Third, politicians have displayed and continue to demonstrate astounding short-termism. To call a referendum to fix a row in your party or to campaign for an exit from the EU without any clear plan of how to do it was staggeringly irresponsible. The Conservatives may blame Corbyn for his weak campaigning, but the referendum and the campaign was born of politics learned on the playing fields of Eton and the oak-panelled halls of the Oxford Union. Their approach appears to have all the hallmarks of the casual and cavalier attitudes bred in our elite. Politicians are now focused on positioning themselves in the aftermath of the EU result and offered next to nothing in terms of longer-term vision or practicalities.
Fourth, and connected to the above, politicians have really outdone themselves in their commitment to being self-serving. Neither the national interest, nor even their party’s interest in many cases, appears to have figured in their thinking; just plain and simple personal ambition and ego. Corbyn and McDonnell join Gove and Johnson in getting top marks for their truly self-serving displays. But there are many other contenders.
Fifth, we have been assaulted by a series of stupid cults of celebrity and personality that have led followers to the abandonment of evidence and reasoned judgement. We have had Farage the pint-loving Dad’s Army sergeant with his loud-mouth version of “They don’t like it up them those Europeans”. We have had Boris the polymath and wit who turns out to be a total wally? We have had Corbyn the Messiah whose initials might be J.C but in reality is an out of his depth, old-style sectarian politico.
Sixth, the clumsiness and limitations of our simplistic majoritarian way of thinking about politics has been horribly exposed. We are told that Leave won plain and simple. Whereas what I see is a country terribly divided and that continues to be run by a government voted for by only a quarter of eligible electors.
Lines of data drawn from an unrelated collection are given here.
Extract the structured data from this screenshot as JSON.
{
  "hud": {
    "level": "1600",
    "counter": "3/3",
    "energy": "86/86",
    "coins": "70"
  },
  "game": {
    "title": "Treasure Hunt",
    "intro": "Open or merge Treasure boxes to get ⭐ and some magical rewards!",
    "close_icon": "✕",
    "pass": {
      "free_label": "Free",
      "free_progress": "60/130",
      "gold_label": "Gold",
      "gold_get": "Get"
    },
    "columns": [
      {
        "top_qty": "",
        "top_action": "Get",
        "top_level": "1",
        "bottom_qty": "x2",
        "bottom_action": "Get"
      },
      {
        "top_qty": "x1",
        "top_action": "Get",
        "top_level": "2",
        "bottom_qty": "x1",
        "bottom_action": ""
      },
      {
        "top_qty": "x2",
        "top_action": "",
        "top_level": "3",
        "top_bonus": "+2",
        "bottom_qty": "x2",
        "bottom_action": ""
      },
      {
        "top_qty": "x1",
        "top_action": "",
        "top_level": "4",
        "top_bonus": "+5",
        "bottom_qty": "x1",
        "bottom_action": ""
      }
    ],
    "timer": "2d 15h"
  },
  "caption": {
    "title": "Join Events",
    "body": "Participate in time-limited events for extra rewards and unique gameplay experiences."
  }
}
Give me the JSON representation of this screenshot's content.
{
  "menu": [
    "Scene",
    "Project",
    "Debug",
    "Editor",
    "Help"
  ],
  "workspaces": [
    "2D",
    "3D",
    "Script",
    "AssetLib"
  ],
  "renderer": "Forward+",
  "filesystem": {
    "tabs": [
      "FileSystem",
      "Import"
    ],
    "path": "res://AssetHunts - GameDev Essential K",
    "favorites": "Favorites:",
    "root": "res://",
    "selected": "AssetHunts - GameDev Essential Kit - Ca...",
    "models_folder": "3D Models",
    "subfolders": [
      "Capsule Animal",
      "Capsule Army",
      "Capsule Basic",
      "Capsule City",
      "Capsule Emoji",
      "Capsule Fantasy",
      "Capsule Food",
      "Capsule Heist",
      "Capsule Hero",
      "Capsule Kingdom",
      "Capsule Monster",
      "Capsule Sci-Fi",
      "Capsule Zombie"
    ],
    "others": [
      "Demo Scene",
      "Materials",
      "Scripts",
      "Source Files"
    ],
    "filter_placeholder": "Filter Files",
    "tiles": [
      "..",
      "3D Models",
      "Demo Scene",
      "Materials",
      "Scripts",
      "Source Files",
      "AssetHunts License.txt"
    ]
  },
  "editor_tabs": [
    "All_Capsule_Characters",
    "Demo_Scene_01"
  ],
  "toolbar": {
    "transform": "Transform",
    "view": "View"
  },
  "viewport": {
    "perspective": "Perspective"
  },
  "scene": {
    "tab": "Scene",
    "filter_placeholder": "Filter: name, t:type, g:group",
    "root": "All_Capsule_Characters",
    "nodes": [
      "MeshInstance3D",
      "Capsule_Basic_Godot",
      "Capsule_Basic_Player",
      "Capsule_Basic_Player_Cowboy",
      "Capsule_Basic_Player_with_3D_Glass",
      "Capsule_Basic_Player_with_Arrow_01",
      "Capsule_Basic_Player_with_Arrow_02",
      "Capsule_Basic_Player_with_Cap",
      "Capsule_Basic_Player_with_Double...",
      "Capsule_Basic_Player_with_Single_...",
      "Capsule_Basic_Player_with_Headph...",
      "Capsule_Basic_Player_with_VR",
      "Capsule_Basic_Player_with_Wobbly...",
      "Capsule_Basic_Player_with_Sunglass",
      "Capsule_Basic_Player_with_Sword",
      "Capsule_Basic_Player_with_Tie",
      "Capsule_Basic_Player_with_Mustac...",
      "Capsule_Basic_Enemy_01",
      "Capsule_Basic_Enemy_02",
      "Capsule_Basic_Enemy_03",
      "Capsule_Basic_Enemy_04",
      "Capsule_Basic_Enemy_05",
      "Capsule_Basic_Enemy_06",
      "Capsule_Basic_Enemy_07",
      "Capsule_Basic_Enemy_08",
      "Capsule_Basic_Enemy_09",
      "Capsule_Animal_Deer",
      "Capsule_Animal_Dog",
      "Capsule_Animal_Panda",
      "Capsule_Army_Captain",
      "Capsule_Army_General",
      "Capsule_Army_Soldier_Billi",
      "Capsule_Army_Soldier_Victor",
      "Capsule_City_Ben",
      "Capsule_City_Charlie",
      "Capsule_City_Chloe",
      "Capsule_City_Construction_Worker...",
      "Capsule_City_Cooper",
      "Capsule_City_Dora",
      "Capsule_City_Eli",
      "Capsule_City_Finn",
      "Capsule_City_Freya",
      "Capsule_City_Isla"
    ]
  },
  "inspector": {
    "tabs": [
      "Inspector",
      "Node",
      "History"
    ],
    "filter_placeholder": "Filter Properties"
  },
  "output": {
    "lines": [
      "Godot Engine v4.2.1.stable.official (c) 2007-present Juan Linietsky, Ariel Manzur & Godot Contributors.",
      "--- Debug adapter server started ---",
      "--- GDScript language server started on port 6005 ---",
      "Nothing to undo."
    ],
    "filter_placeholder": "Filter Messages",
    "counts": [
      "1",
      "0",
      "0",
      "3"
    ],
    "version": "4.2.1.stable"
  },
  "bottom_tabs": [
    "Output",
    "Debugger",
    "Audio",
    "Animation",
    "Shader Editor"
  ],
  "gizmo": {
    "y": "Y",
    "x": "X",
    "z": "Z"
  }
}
You might argue that being able to kick the government out if it fails gives a crude accountability to our system. But where is that after a referendum result? If Brexit proves to be a disaster do we ask all those who voted to Leave, well to leave or never vote again? What’s the seventh vice? After all, sins are supposed to present themselves in seven deadly forms. The last vice I am going to reserve for us as citizens rather than the politicians. It’s the vice of fatalism. I confess to be suffering from it. Everything I have just argued about the state of our politics would indicate that giving up on it would be a reasonable response. But I want to end with an attempt to break from the path of sin.
Insert here please your favourite cliché — such as the darkest hour comes before the dawn and then move from despair to a commitment to helping bring about change. Abandon the social media comfort zone where you tweet, Facebook and share your views with those who think exactly like you and go and join a political party or political movement. Although of course still use social media to promote this blog! Remember that change in democracies comes about through mutual adjustment. We don’t need to like each other or even understand each other but simply hold that every citizen needs their interests addressed, even if their concerns can only be met partially. We need a politics of learning, trial-and-error rather than a politics of “I know” given the overwhelming uncertainties facing us. We need multiple small changes so that losers — and there will be many — can accept their position without abandoning democracy. We need new thinking and policies to make Britain a better place.
Politics done in this inclusive but unflashy and restrained way might just help to restore our faith in its capacity to help rather than hinder. A week may be a long time in politics but this last week is going to take years of effort if we are to overhaul the flaws in our political system that it has revealed.